In The Cellar You Can Set Your Mind At Ease

Who among us hasn't yearned for a nice basement drain to lay in, curled up naked, enjoying the coolness that cellars always have? There are places perhaps more romantic, more exotic, and sunnier, but there's nothing quite so refreshing that's usually so close at hand. If you're without air conditioning upstairs, you do have it downstairs, on the floor, on the lowest part of the floor.

There are things about the cellar that I don't like that much. I associate it with storms, because we'd always grab the first aid kit and a radio and head to the cellar. And the bugs. There are strange crawling things in the cellar. Bugs with two heads. Bugs with 100 legs. Bugs with pinchers, stingers, hooks, offensive stink emissions, poison. It's a wonder bugs get along as well together as they do, with the vast offensive and defensive equipment they're always packing.

And there are things about the cellar, besides the coolness of a low drain, that I like. Such as the shelves of food we used to have down there.
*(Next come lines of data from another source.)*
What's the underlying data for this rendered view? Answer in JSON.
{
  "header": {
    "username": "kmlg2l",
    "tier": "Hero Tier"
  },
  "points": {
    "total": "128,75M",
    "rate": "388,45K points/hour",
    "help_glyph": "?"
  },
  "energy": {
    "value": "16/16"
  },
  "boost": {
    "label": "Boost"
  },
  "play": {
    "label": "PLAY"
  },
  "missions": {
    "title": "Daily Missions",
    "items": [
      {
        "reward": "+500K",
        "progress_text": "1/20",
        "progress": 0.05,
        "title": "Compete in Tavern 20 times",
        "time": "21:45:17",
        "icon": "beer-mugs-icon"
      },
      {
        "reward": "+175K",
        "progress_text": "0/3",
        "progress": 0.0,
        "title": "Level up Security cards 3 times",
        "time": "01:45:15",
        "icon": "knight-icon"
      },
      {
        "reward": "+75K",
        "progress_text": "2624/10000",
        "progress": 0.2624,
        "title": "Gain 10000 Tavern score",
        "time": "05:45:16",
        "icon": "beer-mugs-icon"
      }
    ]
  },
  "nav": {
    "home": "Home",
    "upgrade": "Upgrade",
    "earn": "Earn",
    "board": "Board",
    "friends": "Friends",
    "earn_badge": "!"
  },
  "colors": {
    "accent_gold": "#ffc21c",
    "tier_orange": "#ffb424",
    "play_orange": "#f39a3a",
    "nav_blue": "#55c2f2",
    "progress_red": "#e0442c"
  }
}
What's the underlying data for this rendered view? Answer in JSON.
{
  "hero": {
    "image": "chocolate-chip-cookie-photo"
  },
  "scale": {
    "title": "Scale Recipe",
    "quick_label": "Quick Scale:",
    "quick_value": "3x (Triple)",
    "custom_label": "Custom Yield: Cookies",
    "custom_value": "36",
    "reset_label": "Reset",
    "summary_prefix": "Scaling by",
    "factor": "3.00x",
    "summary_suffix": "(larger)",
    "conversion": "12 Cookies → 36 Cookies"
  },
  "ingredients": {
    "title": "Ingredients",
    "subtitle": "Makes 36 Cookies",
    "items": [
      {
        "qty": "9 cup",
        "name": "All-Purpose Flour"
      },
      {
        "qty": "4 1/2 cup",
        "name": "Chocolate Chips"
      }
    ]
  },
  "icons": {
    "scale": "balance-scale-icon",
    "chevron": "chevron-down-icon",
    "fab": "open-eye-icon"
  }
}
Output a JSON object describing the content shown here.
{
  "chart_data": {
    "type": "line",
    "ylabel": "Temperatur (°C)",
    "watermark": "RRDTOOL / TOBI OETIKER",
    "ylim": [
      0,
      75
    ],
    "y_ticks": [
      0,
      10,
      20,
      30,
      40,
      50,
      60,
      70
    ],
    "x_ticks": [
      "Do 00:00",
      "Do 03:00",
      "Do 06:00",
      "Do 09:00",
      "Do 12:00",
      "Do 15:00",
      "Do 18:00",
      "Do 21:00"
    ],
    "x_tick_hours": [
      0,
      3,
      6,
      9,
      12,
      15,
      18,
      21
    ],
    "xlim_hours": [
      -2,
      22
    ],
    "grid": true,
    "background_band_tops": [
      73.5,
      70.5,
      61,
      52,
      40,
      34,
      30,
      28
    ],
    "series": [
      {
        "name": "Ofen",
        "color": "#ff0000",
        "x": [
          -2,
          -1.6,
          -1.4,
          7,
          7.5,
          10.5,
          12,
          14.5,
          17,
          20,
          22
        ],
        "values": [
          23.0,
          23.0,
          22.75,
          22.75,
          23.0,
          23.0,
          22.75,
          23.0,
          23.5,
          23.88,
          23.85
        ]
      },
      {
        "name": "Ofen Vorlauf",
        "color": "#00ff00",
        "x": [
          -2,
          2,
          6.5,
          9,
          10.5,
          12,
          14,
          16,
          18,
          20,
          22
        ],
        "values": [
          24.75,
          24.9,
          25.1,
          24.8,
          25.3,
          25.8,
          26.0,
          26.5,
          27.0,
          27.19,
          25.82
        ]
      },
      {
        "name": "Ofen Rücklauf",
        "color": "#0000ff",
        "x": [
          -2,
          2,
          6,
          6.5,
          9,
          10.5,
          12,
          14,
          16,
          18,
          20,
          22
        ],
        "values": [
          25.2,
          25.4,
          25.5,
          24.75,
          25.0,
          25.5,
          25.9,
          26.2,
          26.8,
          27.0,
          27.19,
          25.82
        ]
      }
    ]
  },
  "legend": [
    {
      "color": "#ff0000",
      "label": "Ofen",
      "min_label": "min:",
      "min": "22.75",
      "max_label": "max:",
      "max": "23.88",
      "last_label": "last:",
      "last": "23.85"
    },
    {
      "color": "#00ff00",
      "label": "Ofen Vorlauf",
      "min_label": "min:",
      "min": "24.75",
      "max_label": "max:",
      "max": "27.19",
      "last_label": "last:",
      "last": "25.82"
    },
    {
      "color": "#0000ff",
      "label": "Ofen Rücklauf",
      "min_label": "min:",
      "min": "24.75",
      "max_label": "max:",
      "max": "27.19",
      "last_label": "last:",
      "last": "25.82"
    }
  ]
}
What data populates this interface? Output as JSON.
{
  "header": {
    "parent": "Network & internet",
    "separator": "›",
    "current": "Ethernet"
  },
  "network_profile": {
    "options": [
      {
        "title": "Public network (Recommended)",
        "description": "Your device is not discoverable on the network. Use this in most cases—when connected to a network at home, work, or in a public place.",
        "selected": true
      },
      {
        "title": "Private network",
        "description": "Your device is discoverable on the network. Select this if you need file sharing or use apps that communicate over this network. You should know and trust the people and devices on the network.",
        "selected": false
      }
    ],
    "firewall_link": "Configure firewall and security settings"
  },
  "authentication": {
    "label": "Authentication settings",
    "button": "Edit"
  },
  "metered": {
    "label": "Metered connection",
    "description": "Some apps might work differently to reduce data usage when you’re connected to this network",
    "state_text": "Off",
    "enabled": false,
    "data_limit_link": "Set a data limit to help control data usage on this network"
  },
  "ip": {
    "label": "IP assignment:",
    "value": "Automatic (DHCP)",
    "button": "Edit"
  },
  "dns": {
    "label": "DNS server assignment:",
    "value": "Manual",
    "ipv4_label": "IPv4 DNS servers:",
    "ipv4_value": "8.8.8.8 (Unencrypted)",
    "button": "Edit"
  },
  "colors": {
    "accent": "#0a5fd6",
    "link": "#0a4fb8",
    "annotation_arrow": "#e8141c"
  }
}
Grandpa would be bringing in baskets of stuff from the garden, and Grandma would be boiling it and putting it all in jars. This is what they used to do. They had some interesting stories of keeping food on hand back in the old days. Meat buried in hardened lard. The iceman putting ice through a hole in the wall. The milkman bringing his cow to the door.

I started off OK last night in bed. But I soon became very restless, tossing and turning. I couldn't sleep, so worried, so conflicted, so stewed up about everything going on in my life. Vast and terrible scenarios were playing out in my mind like a war. So I got up and went to the cellar. It's been cool lately so I didn't take off my pajamas. But I did lay there on the floor for a while -- I left the light on and looked at it dangling up there till my eyes got fuzzy and I slept. It does seems like when you're as low as you can go it puts your mind at ease more easily.

I woke up a little earlier because of the discomfort and stretched. There's some pain from being on a concrete floor. But I stretched and that made it better. I brushed off a couple of two headed 100 legged poison-pinching bugs and decided to sit at the chair and little table. I pulled out that box of books, from the same place down there where I found the Sex and the Single Girl book last year. I was picking through it. It's all musty.

Suddenly my eyes perked up. Down in the bottom was a folder and some papers having to do with the grange. The past comes calling!

Looking around the cellar, I came to one unmistakable conclusion. The cement floor, the drain, the light bulb, the furnace, the table, the chair, the boxes, the books, the shelves, and everything else my eyes beheld ... Other people have been here! I do not know when, I do not know who ... Maybe it was just Grandma and Grandpa and our family. But over the years, at some time, whether in building the house, which seems certain, or since the house has been built, which equally seems logical, Someone has been here!